The new owners also added the option for groups to reserve their eatery for meetings, reunions and holiday parties, which also has been popular.

Mary Hamsher created an ice cream counter stocked with several flavors of her hand-dipped homemade ice cream. They installed a coffee bar with espresso and gourmet coffee drinks, and contracted with Signet Coffee Roasters in Pittsburg, Kan., to develop a signature flavor.

They began cranking out batches of confections — chocolate and peanut butter fudge, chocolate-dipped peanut clusters, and the like.
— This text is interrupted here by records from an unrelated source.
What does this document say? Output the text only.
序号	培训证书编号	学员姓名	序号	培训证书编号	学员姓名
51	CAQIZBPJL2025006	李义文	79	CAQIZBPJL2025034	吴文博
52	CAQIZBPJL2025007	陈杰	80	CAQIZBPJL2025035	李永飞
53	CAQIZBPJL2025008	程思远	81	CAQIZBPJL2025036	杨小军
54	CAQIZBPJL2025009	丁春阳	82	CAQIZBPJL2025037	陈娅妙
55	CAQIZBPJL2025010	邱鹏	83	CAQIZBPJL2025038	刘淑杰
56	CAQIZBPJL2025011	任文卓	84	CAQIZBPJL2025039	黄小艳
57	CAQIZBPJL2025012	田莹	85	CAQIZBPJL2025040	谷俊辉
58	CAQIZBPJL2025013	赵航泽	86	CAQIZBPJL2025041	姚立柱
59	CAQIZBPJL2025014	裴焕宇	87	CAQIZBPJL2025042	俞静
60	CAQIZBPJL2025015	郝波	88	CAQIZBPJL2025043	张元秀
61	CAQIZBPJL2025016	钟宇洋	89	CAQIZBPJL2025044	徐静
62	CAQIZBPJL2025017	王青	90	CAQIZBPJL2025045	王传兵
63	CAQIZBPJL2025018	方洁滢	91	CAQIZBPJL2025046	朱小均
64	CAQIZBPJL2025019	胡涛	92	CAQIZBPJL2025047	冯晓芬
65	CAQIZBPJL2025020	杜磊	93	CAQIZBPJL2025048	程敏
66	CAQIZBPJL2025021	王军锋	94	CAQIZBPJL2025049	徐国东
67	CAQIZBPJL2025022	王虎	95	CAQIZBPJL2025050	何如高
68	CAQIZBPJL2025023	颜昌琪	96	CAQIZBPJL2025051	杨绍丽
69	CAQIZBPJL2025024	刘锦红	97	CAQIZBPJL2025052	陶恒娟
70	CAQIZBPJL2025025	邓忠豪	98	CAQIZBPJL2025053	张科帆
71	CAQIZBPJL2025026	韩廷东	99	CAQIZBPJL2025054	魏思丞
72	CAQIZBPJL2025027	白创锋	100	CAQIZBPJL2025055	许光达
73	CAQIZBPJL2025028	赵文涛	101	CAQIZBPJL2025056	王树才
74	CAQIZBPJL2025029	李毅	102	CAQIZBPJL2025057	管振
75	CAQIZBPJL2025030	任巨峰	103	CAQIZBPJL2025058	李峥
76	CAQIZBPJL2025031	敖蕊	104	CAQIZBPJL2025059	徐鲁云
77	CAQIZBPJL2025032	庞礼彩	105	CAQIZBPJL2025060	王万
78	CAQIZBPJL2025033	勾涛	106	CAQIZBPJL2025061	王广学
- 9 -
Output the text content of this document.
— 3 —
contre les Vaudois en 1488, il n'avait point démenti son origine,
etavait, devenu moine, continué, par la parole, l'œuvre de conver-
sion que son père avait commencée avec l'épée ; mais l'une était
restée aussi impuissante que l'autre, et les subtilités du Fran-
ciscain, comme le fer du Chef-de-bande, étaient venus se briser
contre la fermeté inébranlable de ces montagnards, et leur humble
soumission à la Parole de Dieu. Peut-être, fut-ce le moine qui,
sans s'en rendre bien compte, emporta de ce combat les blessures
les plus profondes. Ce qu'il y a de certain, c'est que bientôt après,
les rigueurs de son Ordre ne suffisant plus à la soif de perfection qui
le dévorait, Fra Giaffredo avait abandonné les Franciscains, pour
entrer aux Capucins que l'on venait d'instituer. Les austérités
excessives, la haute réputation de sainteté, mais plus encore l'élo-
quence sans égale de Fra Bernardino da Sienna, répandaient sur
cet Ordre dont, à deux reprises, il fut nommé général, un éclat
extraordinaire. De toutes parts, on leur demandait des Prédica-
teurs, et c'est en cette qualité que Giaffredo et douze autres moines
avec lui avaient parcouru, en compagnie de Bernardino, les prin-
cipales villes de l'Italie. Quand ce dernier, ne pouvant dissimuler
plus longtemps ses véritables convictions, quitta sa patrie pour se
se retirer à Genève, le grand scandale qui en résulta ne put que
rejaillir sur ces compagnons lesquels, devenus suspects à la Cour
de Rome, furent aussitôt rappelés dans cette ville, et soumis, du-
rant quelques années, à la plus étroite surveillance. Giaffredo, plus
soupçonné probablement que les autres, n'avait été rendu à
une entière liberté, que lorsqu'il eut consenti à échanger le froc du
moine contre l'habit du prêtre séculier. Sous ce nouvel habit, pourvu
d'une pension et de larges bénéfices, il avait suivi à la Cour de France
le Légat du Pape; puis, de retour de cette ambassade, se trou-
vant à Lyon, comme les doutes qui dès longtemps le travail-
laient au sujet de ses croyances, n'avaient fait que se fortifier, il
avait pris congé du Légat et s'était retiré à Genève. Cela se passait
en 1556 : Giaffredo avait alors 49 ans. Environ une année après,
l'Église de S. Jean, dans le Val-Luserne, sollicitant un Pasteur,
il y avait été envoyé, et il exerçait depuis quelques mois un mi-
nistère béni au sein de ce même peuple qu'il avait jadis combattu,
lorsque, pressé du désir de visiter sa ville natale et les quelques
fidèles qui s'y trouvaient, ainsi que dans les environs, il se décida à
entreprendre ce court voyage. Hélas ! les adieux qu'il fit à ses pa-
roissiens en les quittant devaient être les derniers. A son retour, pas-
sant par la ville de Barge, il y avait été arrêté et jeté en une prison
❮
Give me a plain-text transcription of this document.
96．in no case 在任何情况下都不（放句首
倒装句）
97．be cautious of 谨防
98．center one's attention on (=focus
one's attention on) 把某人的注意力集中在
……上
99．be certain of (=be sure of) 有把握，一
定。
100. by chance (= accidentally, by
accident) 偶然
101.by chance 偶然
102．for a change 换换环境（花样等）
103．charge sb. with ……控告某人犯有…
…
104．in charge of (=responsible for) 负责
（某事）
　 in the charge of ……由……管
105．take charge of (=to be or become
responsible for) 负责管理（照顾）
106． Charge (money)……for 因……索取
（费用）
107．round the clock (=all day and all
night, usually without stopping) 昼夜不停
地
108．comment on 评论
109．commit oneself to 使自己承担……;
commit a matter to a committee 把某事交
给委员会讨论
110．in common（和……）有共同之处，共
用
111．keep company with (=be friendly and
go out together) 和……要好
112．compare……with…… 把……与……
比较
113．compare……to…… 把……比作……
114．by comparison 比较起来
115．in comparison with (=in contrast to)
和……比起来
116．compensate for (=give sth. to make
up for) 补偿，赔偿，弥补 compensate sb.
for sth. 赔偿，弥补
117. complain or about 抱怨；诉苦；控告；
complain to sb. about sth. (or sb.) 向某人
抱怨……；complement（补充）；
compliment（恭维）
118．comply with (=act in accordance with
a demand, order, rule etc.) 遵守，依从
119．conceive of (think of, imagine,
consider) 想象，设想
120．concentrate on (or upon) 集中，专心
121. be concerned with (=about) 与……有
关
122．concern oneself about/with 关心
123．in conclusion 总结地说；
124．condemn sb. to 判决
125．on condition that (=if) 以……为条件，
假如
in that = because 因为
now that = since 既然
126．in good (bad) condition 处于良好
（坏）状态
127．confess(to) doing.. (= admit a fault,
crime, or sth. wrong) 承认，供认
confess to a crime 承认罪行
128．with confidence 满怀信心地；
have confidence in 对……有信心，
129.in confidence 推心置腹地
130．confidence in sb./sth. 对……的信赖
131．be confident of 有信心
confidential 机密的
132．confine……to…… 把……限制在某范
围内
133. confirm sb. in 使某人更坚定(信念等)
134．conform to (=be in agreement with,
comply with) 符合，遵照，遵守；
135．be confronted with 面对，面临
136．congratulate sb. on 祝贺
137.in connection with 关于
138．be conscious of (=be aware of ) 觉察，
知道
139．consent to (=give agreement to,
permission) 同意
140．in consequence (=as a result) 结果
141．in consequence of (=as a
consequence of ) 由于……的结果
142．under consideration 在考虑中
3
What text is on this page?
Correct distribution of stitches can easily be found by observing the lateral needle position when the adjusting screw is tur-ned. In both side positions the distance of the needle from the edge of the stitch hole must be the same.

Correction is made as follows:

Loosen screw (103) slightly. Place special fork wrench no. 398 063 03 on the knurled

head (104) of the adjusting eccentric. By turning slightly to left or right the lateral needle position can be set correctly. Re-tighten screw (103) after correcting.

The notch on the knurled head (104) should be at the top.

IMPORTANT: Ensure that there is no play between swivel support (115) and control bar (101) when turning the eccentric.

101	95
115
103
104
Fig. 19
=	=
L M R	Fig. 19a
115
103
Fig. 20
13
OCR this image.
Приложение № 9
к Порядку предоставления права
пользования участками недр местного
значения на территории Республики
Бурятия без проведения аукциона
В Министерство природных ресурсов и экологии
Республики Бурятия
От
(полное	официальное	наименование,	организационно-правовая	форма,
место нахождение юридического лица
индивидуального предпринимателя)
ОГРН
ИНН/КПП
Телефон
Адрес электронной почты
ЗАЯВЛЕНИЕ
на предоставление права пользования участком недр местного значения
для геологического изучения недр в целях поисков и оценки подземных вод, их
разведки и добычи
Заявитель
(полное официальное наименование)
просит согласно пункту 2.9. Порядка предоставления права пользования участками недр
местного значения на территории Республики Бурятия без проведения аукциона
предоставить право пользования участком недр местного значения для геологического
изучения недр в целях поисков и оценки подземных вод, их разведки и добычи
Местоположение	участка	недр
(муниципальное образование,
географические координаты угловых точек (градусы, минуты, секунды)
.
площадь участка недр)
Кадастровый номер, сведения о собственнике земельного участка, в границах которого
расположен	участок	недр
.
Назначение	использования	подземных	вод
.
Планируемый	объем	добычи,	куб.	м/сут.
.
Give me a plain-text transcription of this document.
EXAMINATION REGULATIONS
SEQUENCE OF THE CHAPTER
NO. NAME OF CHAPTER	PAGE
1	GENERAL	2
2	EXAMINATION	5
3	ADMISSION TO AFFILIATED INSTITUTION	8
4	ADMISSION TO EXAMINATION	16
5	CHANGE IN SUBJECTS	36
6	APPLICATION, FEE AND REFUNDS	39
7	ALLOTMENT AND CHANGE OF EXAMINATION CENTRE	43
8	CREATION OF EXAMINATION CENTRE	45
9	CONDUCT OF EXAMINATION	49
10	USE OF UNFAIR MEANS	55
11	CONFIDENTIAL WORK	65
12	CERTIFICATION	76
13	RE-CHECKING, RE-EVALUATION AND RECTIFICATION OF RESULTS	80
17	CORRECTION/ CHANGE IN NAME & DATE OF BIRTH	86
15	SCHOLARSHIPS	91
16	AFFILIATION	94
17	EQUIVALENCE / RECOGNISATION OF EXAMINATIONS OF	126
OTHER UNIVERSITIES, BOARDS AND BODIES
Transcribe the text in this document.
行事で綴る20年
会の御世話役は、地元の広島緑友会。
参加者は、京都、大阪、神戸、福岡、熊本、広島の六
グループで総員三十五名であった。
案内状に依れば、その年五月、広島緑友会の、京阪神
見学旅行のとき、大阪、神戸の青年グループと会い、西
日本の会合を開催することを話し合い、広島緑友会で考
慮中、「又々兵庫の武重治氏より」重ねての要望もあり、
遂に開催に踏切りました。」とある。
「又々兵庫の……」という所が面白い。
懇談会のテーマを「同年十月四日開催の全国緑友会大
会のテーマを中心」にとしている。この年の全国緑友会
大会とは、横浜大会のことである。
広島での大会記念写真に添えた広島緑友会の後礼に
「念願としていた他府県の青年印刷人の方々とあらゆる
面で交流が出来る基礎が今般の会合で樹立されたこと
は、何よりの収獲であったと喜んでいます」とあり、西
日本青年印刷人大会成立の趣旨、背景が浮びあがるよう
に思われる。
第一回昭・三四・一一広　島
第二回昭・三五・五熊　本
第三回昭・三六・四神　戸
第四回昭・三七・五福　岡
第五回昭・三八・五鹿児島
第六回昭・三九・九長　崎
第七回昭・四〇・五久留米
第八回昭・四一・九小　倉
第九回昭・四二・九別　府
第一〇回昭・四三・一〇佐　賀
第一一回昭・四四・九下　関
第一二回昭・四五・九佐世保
And they began selling branded souvenirs and gift items, like coffee mugs and T-shirts with the new Minerva logo.

What’s next?

“Things have kind of taken on a life of their own,” Tom Hamsher said of their rapid introduction of new facets of their business. “I guess what we’re focused on as the priority is to have a grand celebration on Saturday, and then we’ll get down to the business of turning out hard candy in time for the holidays.”